O’Neil attributed this insight to friends at hunch.com. The website, which provides personalized recommendations based on users’ answers to a set of questions, has found that you have a consumer pretty well pegged after replies to just 20 questions.
O’Neil revisited this idea when she rattled off a list of caveats at the end of her talk. She questioned whether the data informing recommendation engines comes from a representative sample of the population, seeming to doubt how closely the preferences of folks with the leisure to rate Netflix movies reflect those of the rest of us. She also mentioned the so-called filter bubble question, the idea that if “we’re just blindly walking around” making decisions based on suggestions floated by algorithms informed by our own experience, we’ll never be exposed to anything novel.
“I personally would like to have new experiences every now and then,” O’Neil said.
Before musing on the societal ramifications of recommendation engines, however, O’Neil outlined a less philosophical problem they pose. To do their job well, recommendation engines require more data than can fit on any one computer. The more computers involved in an operation, however, the higher the probability of something going wrong, even if the likelihood of any particular machine failing is low.
“If you have 0.3 percent failure rate [per computer] and you have 1,000 computers, then you have a 95 percent chance of something failing,” O’Neil said. “And that means you’re not going to get the right answer.”

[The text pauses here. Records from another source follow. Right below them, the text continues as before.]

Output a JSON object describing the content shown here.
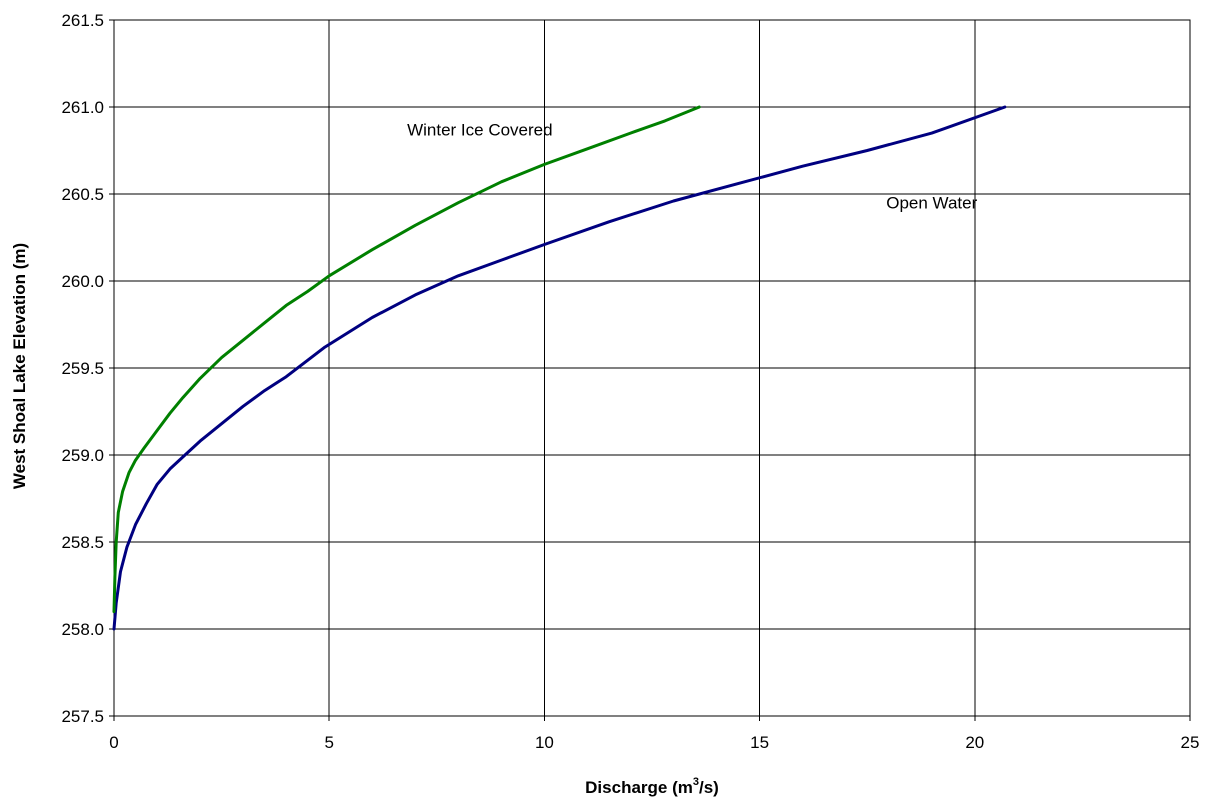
{
  "chart_data": {
    "type": "line",
    "title": "",
    "xlabel": "Discharge (m",
    "xlabel_sup": "3",
    "xlabel_end": "/s)",
    "ylabel": "West Shoal Lake Elevation (m)",
    "xlim": [
      0,
      25
    ],
    "ylim": [
      257.5,
      261.5
    ],
    "x_ticks": [
      0,
      5,
      10,
      15,
      20,
      25
    ],
    "x_tick_labels": [
      "0",
      "5",
      "10",
      "15",
      "20",
      "25"
    ],
    "y_ticks": [
      257.5,
      258.0,
      258.5,
      259.0,
      259.5,
      260.0,
      260.5,
      261.0,
      261.5
    ],
    "y_tick_labels": [
      "257.5",
      "258.0",
      "258.5",
      "259.0",
      "259.5",
      "260.0",
      "260.5",
      "261.0",
      "261.5"
    ],
    "grid": true,
    "legend": "none",
    "series": [
      {
        "name": "Open Water",
        "color": "#000080",
        "x": [
          0,
          0.05,
          0.15,
          0.3,
          0.5,
          0.75,
          1.0,
          1.3,
          1.65,
          2.0,
          2.5,
          3.0,
          3.5,
          4.0,
          4.9,
          6.0,
          7.0,
          8.0,
          9.0,
          10.0,
          11.5,
          13.0,
          14.5,
          16.0,
          17.5,
          19.0,
          20.7
        ],
        "y": [
          258.0,
          258.15,
          258.33,
          258.47,
          258.6,
          258.72,
          258.83,
          258.92,
          259.0,
          259.08,
          259.18,
          259.28,
          259.37,
          259.45,
          259.62,
          259.79,
          259.92,
          260.03,
          260.12,
          260.21,
          260.34,
          260.46,
          260.56,
          260.66,
          260.75,
          260.85,
          261.0
        ]
      },
      {
        "name": "Winter Ice Covered",
        "color": "#008000",
        "x": [
          0,
          0.02,
          0.05,
          0.1,
          0.2,
          0.35,
          0.5,
          0.7,
          1.0,
          1.3,
          1.6,
          2.0,
          2.5,
          3.0,
          3.5,
          4.0,
          4.5,
          5.0,
          6.0,
          7.0,
          8.0,
          9.0,
          10.0,
          11.0,
          12.0,
          12.8,
          13.6
        ],
        "y": [
          258.1,
          258.3,
          258.5,
          258.67,
          258.79,
          258.9,
          258.97,
          259.04,
          259.14,
          259.24,
          259.33,
          259.44,
          259.56,
          259.66,
          259.76,
          259.86,
          259.94,
          260.03,
          260.18,
          260.32,
          260.45,
          260.57,
          260.67,
          260.76,
          260.85,
          260.92,
          261.0
        ]
      }
    ],
    "annotations": [
      {
        "text": "Winter Ice Covered",
        "x": 8.5,
        "y": 260.87
      },
      {
        "text": "Open Water",
        "x": 19.0,
        "y": 260.45
      }
    ]
  }
}
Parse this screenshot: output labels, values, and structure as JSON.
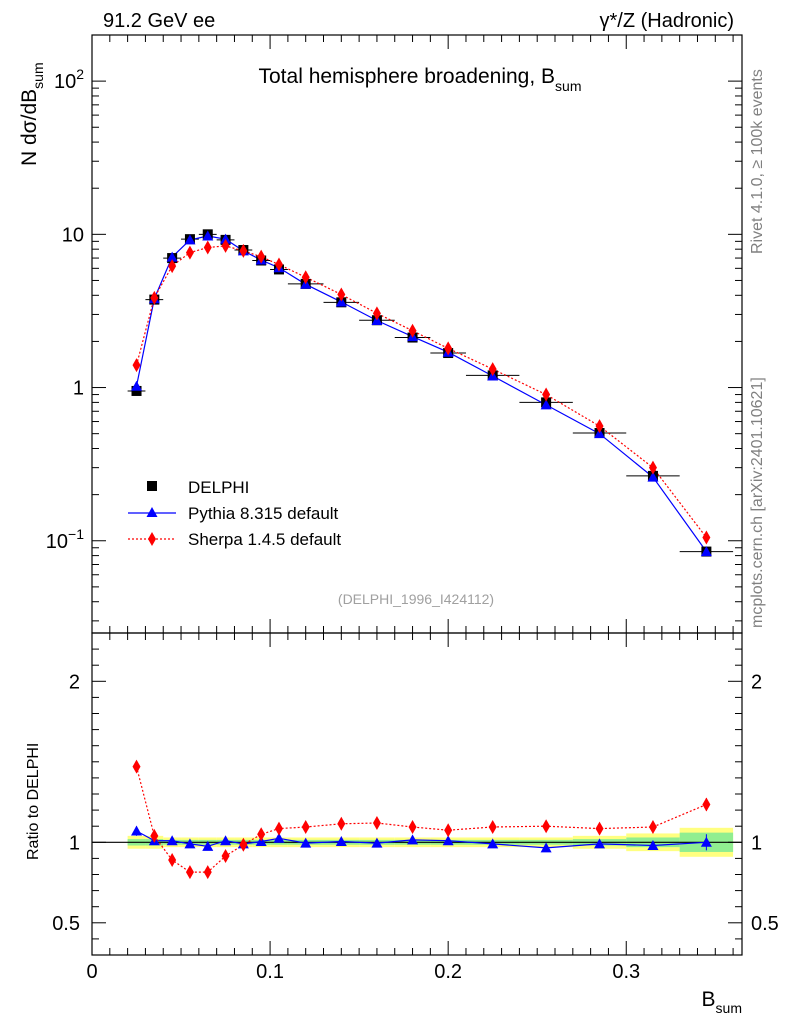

The situation sounds pretty dire, but . . . MapReduce to the rescue! MapReduce is a programming model that uses a parallel, distributed algorithm for processing large data sets, and O’Neil made it sound almost magical.
In one implementation, engineers at Google “created a mechanism whereby you gain something and you lose something,” O’Neil said. “What you gain is the ability to forget about failure.”
What you lose, it turns out, is flexibility, but it’s hard to get sore about that imposition when someone has just promised to effectively banish the possibility of failure.
And, besides, at least according to O’Neil, the algorithms needed to implement the recommendation systems she’d discussed all prove amenable to the MapReduce treatment.
After offering that aforementioned list of caveats, O’Neil closed her talk by reiterating the enjoyment she derives from the no-holds-barred wrangling of big data sets: “That’s what’s cool about being a data scientist,” she said. “You have to be scrappy.” —Katharine Merow
This MAA Distinguished Lecture was funded by the National Security Agency.